A.  No buffer — actuator inherits all wire jitter

Each packet applies the instant it arrives. The latency bars on the right mirror the wire's variance: short when the wire was clean, taller when it spiked. The actuator fires at irregular intervals because the arrivals are irregular.

B.  Buffer at 60 ms — wire jitter absorbed, latency flat

Same packets, same wire variance. Each packet now waits in the buffer (the horizontal segment in the middle band) until send + 60 ms. A packet that hit the wire fast waits longer; one that took longer waits less. Total send→apply is identical for every packet, and the actuator fires on a metronome.

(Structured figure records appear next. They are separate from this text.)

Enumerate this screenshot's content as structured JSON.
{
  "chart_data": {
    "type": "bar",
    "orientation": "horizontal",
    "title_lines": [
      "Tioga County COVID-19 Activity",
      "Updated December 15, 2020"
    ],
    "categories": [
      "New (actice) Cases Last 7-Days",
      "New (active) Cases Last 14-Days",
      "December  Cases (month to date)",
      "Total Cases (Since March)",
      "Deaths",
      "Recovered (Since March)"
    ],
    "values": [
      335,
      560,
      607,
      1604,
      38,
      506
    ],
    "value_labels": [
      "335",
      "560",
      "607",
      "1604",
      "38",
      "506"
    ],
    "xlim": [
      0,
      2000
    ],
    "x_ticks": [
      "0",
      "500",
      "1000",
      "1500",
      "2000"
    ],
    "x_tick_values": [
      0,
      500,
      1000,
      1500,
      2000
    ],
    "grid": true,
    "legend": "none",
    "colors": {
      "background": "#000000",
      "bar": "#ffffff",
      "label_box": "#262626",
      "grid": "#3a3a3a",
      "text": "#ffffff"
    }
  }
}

C.  Buffer at 60 ms with a 120 ms spike on packet 3 — stale packet dropped, immediate recovery

Packet 3 takes 120 ms on the wire — twice the budget. Because packets 4 and 5 arrived on time and were already applied at send + 60 ms, packet 3's state is older than what's currently on the robot. The receiver drops it (shown as the red ✕ on the wire, no apply dot, no bar) rather than regressing the actuator. Packets 4–6 are unaffected: they had normal wire times, fit inside the buffer, and apply on time. The cost of one over-budget packet is a single missed update at the actuator's cadence, not a backward jolt. A spike that persisted longer than the buffer would empty the queue and leave a real gap; that's the regime where bigger buffers, sender-side lookahead, or extrapolation start to matter.

What is still missing

The current implementation has the minimum viable shape: a single field on the wire, a gate in the receive loop, and a drop-stale check that throws away any command older than the most recent one applied. It hands the operator constant latency in steady state without ever regressing the actuator on a single-packet spike. Two things from the standard playout-buffer toolkit are still not in place. First, there is no underflow policy: if the queue empties, the actuator holds the last command rather than extrapolating from recent velocity. Second, the queue lives implicitly inside the ZeroMQ socket buffer, so the receive code can't ask "am I N packets behind?" and act on the answer. The cheap next step is to split the listener into a recv thread and a worker thread with a bounded deque between them; that refactor unlocks both policies and turns the buffer from a flat constant into something that can adapt.